Monday, April 8, 2013

What is the main theme and atmosphere of Philip Larkin's "Coming," and what does the the poem symbolize?

“Coming” by Philip Larkin is a poem about the arrival of spring and the feelings of contentment that come with it. The poem’s theme is based on the idea of renewal and joy that comes with the birth of spring. Spring, a metaphor for new life, is something that the poet looks forward to after the harshness of winter. The theme of renewal and the cycle of new life and joy comes through the mood and atmosphere the poet creates.
Larkin paints us a picture of a beautiful Spring day and the feelings that come from the light and sounds of the long-awaited season. Larkin says,

On longer evenings,
Light, chill and yellow,
Bathes the serene
Foreheads of houses.
A thrush sings,
Laurel-surrounded
In the deep bare garden,
Its fresh-peeled voice
Astonishing the brickwork.

The way the poet sets the atmosphere to create that theme of renewal is by using imagery like the words “light, chill and yellow” or “Laurel-surrounded” that bring to mind the picture of a Spring day. The way the poet describes the light coming over the horizon to touch the tops of houses helps to show how a person might see the first rays of sun after a long dreary winter. The idea of the thrush, described as laurel-surrounded, brings to mind the fact that the music that the thrush creates is just as full of life and represents the victory(laurels are for winners) of life and spring over death and winter.
The cyclical nature of the seasons relates well for the metaphor of life, with its seasons of despair and seasons of joy. Larkin describes the coming of Spring by using the metaphor of a child who comes on adults making amends after a fight. The child doesn’t understand why the unpleasantness is over or why he feels happy in the new agreement. Larkin, similarly, doesn’t understand why the Spring brings renewal, or why that makes him happy, but he knows that it does make him happy and is a good representation of life.

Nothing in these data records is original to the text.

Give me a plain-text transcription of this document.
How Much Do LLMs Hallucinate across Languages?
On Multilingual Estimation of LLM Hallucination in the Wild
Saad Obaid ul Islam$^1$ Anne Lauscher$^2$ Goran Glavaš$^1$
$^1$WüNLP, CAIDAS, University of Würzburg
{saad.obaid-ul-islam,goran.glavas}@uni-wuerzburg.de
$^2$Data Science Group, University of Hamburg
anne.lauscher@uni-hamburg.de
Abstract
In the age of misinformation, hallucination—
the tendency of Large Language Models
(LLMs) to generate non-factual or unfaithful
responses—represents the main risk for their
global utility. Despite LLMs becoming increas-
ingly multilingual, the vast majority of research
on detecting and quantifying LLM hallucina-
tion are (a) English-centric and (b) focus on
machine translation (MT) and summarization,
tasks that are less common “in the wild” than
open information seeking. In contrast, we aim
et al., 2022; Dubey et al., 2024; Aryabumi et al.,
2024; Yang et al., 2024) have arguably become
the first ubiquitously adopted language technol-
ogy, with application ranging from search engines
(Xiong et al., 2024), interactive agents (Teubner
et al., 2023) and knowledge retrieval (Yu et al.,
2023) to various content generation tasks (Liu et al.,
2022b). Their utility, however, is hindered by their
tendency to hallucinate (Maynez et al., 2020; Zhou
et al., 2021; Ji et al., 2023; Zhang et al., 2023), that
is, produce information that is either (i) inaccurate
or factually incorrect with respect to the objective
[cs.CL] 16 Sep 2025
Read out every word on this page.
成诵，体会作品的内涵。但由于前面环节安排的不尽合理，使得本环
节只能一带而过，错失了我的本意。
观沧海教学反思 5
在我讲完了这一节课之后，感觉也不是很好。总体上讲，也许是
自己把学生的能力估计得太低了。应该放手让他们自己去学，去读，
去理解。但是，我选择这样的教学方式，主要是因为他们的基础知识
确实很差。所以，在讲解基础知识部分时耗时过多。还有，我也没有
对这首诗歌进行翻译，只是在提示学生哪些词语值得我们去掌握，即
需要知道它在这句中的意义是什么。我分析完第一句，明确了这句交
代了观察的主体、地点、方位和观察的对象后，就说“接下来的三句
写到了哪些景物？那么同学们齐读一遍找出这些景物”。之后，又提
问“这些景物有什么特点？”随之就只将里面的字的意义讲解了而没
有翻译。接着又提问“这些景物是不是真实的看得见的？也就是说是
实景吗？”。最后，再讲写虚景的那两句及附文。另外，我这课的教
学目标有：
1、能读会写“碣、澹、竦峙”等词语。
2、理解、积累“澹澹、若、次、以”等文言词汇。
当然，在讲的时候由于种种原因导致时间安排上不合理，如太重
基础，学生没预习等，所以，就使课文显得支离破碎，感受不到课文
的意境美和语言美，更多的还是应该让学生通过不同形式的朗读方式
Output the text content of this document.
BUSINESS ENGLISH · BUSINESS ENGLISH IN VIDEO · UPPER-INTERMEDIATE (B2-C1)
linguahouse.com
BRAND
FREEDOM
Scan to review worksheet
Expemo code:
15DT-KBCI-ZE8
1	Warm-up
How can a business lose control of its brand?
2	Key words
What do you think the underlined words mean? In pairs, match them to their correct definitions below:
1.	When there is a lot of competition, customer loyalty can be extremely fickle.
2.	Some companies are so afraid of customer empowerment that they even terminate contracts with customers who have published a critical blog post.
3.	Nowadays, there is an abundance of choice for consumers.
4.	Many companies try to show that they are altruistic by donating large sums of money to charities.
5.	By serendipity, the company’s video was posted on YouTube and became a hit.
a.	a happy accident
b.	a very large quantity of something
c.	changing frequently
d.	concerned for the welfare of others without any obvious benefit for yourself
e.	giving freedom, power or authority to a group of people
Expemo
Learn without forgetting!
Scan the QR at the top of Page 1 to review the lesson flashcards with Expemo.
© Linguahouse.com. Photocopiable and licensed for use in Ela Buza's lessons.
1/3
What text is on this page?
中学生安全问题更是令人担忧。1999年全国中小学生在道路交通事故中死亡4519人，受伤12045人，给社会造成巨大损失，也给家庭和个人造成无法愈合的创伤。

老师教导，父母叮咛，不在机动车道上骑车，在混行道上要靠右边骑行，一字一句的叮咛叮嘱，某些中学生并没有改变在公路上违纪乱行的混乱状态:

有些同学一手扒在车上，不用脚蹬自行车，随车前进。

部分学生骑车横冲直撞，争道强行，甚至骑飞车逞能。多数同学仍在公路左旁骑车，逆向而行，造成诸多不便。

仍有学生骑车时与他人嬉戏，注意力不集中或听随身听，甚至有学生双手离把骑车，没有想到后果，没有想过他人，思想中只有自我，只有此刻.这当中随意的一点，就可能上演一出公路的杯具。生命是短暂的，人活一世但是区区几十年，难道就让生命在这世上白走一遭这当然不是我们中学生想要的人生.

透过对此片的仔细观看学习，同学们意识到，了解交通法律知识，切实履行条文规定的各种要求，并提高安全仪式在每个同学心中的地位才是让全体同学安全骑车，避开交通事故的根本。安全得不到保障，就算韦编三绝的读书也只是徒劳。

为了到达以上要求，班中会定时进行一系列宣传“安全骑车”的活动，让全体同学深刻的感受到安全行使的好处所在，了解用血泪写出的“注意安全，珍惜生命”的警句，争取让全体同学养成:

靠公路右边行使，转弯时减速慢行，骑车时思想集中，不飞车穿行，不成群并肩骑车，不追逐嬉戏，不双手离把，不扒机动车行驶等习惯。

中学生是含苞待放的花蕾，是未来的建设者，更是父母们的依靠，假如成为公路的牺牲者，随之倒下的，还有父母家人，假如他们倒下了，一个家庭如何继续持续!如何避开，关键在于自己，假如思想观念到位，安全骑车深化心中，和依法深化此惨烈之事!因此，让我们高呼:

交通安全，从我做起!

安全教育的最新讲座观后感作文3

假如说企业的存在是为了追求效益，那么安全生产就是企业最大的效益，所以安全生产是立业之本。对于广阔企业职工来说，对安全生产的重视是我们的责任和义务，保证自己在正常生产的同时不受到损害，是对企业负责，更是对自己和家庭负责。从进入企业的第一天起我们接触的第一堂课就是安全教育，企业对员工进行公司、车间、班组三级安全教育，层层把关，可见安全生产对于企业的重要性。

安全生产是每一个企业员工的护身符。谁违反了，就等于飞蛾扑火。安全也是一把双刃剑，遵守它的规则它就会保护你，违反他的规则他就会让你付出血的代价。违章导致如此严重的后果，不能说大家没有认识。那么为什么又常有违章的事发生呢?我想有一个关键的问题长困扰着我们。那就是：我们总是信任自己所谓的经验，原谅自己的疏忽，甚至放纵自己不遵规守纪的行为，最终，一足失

The poem "Coming" by Philip Larkin is rich with themes and symbolism. Larkin is a popular poet known for exploring themes connected to nature and the environment, relationships, and the inevitability of death.
In this particular poem, many of the words in just the few opening lines are soft and lilting, especially when read aloud: "longer" and "light" and "chill" and "yellow" (lines 1–2) share both alliteration and consonance and present a very pleasant image to the reader of the setting; the sounds "th" and "s" in lines 3–4 continue the welcoming, almost soothing imagery. The point suggested by so many warm, quiet sounds in so few lines is one of the houses' harmony with the nature in which they stand: the houses are indeed "serene" and "bathe[d]" in the beautiful last rays of sunlight as the sun sets in the evenings. These are not houses that feel ungainly or ugly, like intruders on a pastoral landscape. Instead, they seem to be one with their environment, both separate from and yet a part of it.
Lines 5–9 discuss the thrush (more of those soft "th" and "sh" and "s" and "l" sounds throughout) whose song brings about a personification: the brickwork is made to feel "astonish[ed]" by the bright, clear sound that echoes through the garden. Still, however, the thrush belongs in the environment that the author has created, right alongside the houses and the pale waning sunlight and the laurel and even the garden, though gardens imply that an outside force (a person) has acted upon the natural world, which would probably otherwise be haphazard, overgrown, and wild. This garden, though, "deep [and] bare" (line 7) as it is, welcomes the arrival of the thrush and its song, for "it will be spring soon" (repeated twice for emphasis, to underscore anticipation and hopefulness).
And finally, the speaker emerges (the poet himself as narrator inserted into the body of the work) but in such a way that he too seems like an integral part of the environment, the landscape of the poem, so to speak, that he has created. He arrives organically, just as much a part of the scene as the garden, the houses, the light, the thrush, everything else that he has already depicted, even though he is clearly outside the work (he imagined the scene, he wrote the poem). His arrival, like that of the thrush, is not an intrusion but a natural addition, and he too feels the hope and anticipation of spring as though he were again a child, "whose childhood / is a forgotten boredom" (lines 12-13). It is a pity that he had forgotten what it means to be a child, but the conclusion of the poem shows that memory shifting for him, rebounding with the kind of innocent faith and hope and virtue and delight for which children tend to be known, so that he (the poet in the poem) at last "starts to be happy" (line 19).